One common observation is that folks donning the red shirts when they get beamed down along with Kirk and other crew members are easy targets. They die. How could I turn that into an investing article? Well, how about retailers that are destined to die. These are the retailers wearing the red shirts. It was a fun article to write. They all are.

I'm sure I'll get some heat from shareholders of the four retailers that I did single out, but you can't always live long and prosper.

Wednesday, April 17, 2013

Which Stock Could Hit $1K First?

I was on CNBC last month, arguing that Apple (Nasdaq: AAPL), priceline.com (Nasdaq: PCLN), and even Baidu (Nasdaq: BIDU) could hit $1,000 before Google (Nasdaq: GOOG).

You can see the CNBC video -- it was my fifth time on CNBC (I have also been on CNBC Asia another half-dozen times) -- but I'm bringing it back today because I was proud of the call at the time. I was on the air just minutes after Apple hit a fresh 52-week low of $419, and I figured I had not only nailed the bottom on the consumer tech giant, but I had done so before a global TV audience!

Well, it wasn't to be. As of this morning, Apple has fallen below $419.

Now, the actual thesis of the CNBC video is still intact. Google hasn't hit $1,000. It may very well be Apple, Priceline, or Baidu that gets there first.
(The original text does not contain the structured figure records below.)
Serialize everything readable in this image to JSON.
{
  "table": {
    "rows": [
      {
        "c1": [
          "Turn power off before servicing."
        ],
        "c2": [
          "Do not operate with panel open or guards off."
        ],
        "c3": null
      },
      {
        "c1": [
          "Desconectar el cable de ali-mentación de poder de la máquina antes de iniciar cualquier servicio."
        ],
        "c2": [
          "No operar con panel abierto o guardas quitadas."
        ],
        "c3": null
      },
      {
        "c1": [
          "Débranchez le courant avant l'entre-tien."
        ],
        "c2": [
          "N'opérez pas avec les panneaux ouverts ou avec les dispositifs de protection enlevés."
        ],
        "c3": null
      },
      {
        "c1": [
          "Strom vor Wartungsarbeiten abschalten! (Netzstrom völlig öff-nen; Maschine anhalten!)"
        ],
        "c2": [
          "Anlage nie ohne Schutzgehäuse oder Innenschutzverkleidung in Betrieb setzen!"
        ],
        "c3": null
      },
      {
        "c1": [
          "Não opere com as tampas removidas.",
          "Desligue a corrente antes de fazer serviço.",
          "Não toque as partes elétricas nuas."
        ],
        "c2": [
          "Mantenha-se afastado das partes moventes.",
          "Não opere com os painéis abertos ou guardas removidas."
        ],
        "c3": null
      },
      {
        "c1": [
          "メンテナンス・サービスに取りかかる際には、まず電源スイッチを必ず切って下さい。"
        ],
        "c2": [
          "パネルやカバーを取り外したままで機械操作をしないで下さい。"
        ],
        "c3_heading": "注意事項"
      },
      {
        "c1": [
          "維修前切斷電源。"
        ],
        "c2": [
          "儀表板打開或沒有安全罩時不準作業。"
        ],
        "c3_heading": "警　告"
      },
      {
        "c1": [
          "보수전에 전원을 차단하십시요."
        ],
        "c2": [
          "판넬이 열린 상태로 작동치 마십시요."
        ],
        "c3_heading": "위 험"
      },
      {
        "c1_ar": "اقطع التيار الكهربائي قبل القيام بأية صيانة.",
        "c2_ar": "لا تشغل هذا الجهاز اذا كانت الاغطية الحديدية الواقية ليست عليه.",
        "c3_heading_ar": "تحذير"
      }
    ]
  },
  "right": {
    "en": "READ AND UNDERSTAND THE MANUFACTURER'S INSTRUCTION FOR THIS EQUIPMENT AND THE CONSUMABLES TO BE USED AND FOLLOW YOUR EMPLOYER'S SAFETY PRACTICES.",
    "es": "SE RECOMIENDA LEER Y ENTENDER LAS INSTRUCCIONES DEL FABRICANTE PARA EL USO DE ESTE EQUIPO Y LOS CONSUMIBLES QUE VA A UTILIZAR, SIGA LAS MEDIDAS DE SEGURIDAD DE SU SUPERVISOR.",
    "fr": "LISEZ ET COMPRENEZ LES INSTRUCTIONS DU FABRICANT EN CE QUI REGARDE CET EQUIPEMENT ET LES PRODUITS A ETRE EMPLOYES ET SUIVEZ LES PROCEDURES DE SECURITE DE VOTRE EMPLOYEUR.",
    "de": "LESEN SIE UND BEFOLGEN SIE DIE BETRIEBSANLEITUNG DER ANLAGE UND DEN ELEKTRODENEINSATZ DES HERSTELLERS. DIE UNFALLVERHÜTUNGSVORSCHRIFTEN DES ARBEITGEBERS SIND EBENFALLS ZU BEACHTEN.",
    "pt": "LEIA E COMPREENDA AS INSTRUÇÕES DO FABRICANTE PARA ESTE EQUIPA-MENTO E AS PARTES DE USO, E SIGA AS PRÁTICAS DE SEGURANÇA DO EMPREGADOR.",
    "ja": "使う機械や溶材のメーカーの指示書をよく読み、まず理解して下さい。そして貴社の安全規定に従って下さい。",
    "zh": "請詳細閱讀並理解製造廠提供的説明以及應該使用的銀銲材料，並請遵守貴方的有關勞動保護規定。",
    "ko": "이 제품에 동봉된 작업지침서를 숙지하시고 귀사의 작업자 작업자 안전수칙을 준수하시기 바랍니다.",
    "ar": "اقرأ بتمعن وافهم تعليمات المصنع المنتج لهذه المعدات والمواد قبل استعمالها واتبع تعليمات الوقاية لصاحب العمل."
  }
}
However, with Apple and Baidu going on to make new lows after my stint on CNBC's Fast Money it's starting to seem as if Priceline is now my sturdiest horse to make it to that $1k finish line ahead of Google.

Tuesday, January 15, 2013

The Day Jeff Bezos Made My Day

As a financial journalist -- a tech tracker at that -- it's flattering to know that the tastemakers are reading your stuff. It shows that you're not just stringing words together for your own amusement.
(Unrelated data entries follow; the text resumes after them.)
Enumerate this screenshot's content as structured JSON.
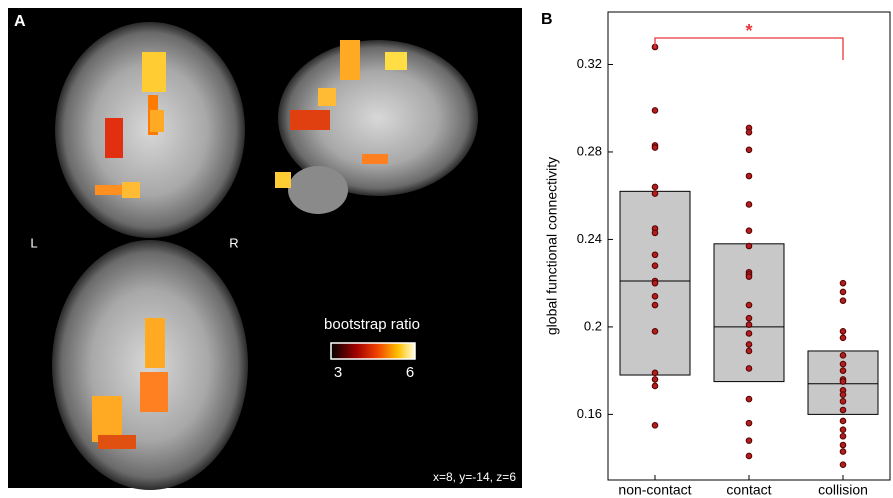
{
  "panel_a": {
    "label": "A",
    "left": "L",
    "right": "R",
    "colorbar_title": "bootstrap ratio",
    "colorbar_ticks": [
      3,
      6
    ],
    "coordinates": "x=8, y=-14, z=6"
  },
  "chart_data": {
    "type": "box",
    "panel_label": "B",
    "ylabel": "global functional connectivity",
    "categories": [
      "non-contact",
      "contact",
      "collision"
    ],
    "q1": [
      0.178,
      0.175,
      0.16
    ],
    "median": [
      0.221,
      0.2,
      0.174
    ],
    "q3": [
      0.262,
      0.238,
      0.189
    ],
    "points": [
      [
        0.328,
        0.299,
        0.283,
        0.282,
        0.264,
        0.261,
        0.245,
        0.243,
        0.233,
        0.228,
        0.221,
        0.22,
        0.214,
        0.21,
        0.198,
        0.179,
        0.176,
        0.173,
        0.155
      ],
      [
        0.291,
        0.289,
        0.281,
        0.269,
        0.256,
        0.244,
        0.237,
        0.225,
        0.224,
        0.223,
        0.21,
        0.204,
        0.201,
        0.197,
        0.192,
        0.189,
        0.181,
        0.167,
        0.156,
        0.148,
        0.141
      ],
      [
        0.22,
        0.216,
        0.212,
        0.198,
        0.195,
        0.187,
        0.183,
        0.18,
        0.176,
        0.175,
        0.171,
        0.169,
        0.166,
        0.162,
        0.157,
        0.153,
        0.15,
        0.146,
        0.143,
        0.137
      ]
    ],
    "significance_label": "*",
    "box_color": "#c8c8c8",
    "point_color": "#b01e1e",
    "significance_color": "#e8383d",
    "ylim": [
      0.13,
      0.344
    ],
    "yticks": [
      0.16,
      0.2,
      0.24,
      0.28,
      0.32
    ]
  }
}
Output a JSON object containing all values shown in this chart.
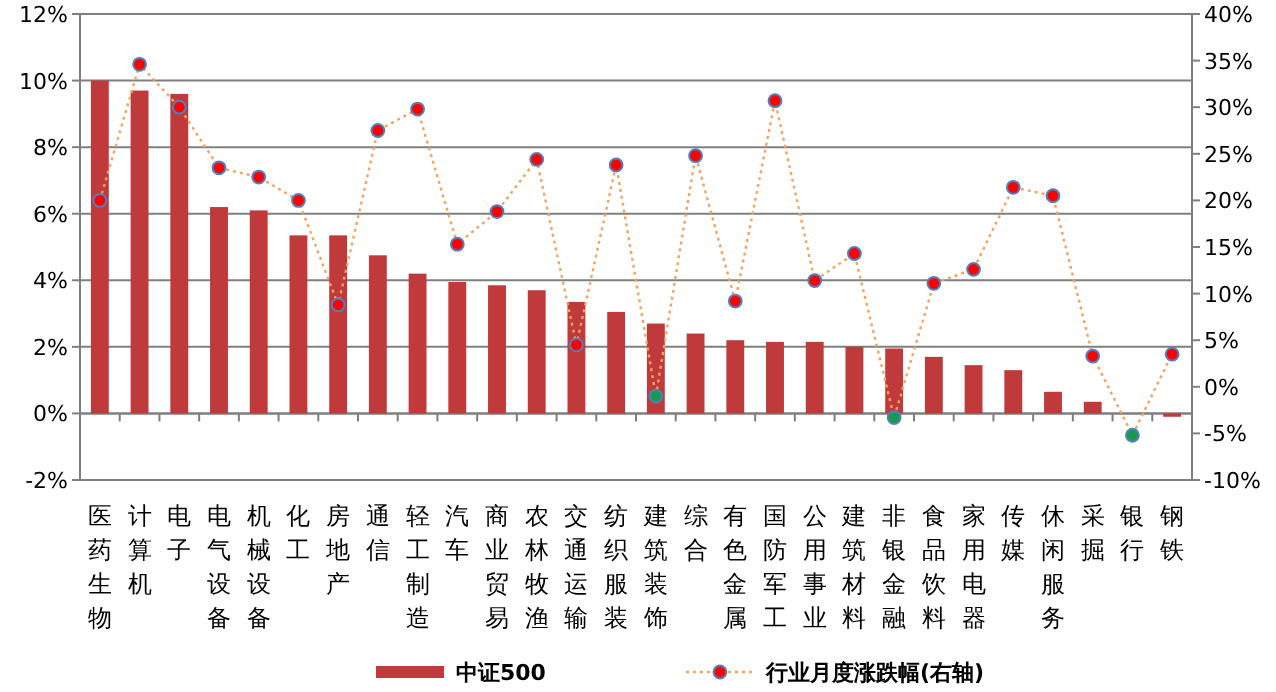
{
  "chart_data": {
    "type": "bar",
    "categories": [
      "医药生物",
      "计算机",
      "电子",
      "电气设备",
      "机械设备",
      "化工",
      "房地产",
      "通信",
      "轻工制造",
      "汽车",
      "商业贸易",
      "农林牧渔",
      "交通运输",
      "纺织服装",
      "建筑装饰",
      "综合",
      "有色金属",
      "国防军工",
      "公用事业",
      "建筑材料",
      "非银金融",
      "食品饮料",
      "家用电器",
      "传媒",
      "休闲服务",
      "采掘",
      "银行",
      "钢铁"
    ],
    "series": [
      {
        "name": "中证500",
        "color": "#c0393b",
        "values": [
          10,
          9.7,
          9.6,
          6.2,
          6.1,
          5.35,
          5.35,
          4.75,
          4.2,
          3.95,
          3.85,
          3.7,
          3.35,
          3.05,
          2.7,
          2.4,
          2.2,
          2.15,
          2.15,
          2.0,
          1.95,
          1.7,
          1.45,
          1.3,
          0.65,
          0.35,
          0,
          -0.1
        ]
      },
      {
        "name": "行业月度涨跌幅(右轴)",
        "type": "line",
        "axis": "y2",
        "color": "#f4a460",
        "line_style": "dotted",
        "marker": "circle",
        "values": [
          20,
          34.6,
          30,
          23.5,
          22.5,
          20,
          8.8,
          27.5,
          29.8,
          15.3,
          18.8,
          24.4,
          4.5,
          23.8,
          -1,
          24.8,
          9.2,
          30.7,
          11.4,
          14.3,
          -3.3,
          11.1,
          12.6,
          21.4,
          20.5,
          3.3,
          -5.2,
          3.5
        ],
        "colors": [
          "#ff0000",
          "#ff0000",
          "#ff0000",
          "#ff0000",
          "#ff0000",
          "#ff0000",
          "#ff0000",
          "#ff0000",
          "#ff0000",
          "#ff0000",
          "#ff0000",
          "#ff0000",
          "#ff0000",
          "#ff0000",
          "#1a9850",
          "#ff0000",
          "#ff0000",
          "#ff0000",
          "#ff0000",
          "#ff0000",
          "#1a9850",
          "#ff0000",
          "#ff0000",
          "#ff0000",
          "#ff0000",
          "#ff0000",
          "#1a9850",
          "#ff0000"
        ]
      }
    ],
    "ylim": [
      -2,
      12
    ],
    "yticks": [
      {
        "value": -2,
        "label": "-2%"
      },
      {
        "value": 0,
        "label": "0%"
      },
      {
        "value": 2,
        "label": "2%"
      },
      {
        "value": 4,
        "label": "4%"
      },
      {
        "value": 6,
        "label": "6%"
      },
      {
        "value": 8,
        "label": "8%"
      },
      {
        "value": 10,
        "label": "10%"
      },
      {
        "value": 12,
        "label": "12%"
      }
    ],
    "y2lim": [
      -10,
      40
    ],
    "y2ticks": [
      {
        "value": -10,
        "label": "-10%"
      },
      {
        "value": -5,
        "label": "-5%"
      },
      {
        "value": 0,
        "label": "0%"
      },
      {
        "value": 5,
        "label": "5%"
      },
      {
        "value": 10,
        "label": "10%"
      },
      {
        "value": 15,
        "label": "15%"
      },
      {
        "value": 20,
        "label": "20%"
      },
      {
        "value": 25,
        "label": "25%"
      },
      {
        "value": 30,
        "label": "30%"
      },
      {
        "value": 35,
        "label": "35%"
      },
      {
        "value": 40,
        "label": "40%"
      }
    ],
    "grid": "y",
    "legend": "bottom"
  }
}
Well, in late 2011, Amazon.com (Nasdaq: AMZN) CEO Jeff Bezos read something that I had written a few years earlier. He didn't just read it to himself. He belted out a quote of mine before a live-streamed press conference attended by the country's most prolific tech writers and bloggers.

"The Kindle is here, but it may as well be kindling," he read, as my very words blasted in a projection behind him.

The Kindle is here! It may as well be kindling!

Wait. What? Bezos had singled out five negative passages written when the original Kindle e-reader was introduced in the fall of 2007. I made the cut, in a Fool.com article where I called the device a $400 paperweight.

Bezos was kind enough to leave the authorship attributions out of the five scathing Kindle articles, but The New York Times' David Streitfeld contacted me for an article he wrote shortly after the press conference that introduced the Kindle Fire tablet and even cheaper Kindle e-readers. He uncovered all five writers.

I wouldn't have minded if Bezos had actually divulged my name at the time. It would have still been an honor. I also still stand behind a lot I wrote in that original 2007 piece.

"Priced too high. Out too late."

That's what follows the opening quote that Bezos singled out, and isn't that what happened? The Kindle didn't start to gain traction until several price cuts -- and years -- passed. It was overpriced at $400, and the fact that it's selling for as much as 80% less these days while the iPad hasn't budged is telling.

One day I hope that Bezos quotes me for saying flattering things. I would argue that 95% of what I have written about Amazon over the years is positive. Until then, for a brief splinter of time, at least I was noticed by one of the true visionaries of tech.

Wednesday, December 12, 2012

Reportedly is Back!

After a few years of this blog going dormant, it's been revived on Blogger. Sorry, WordPress.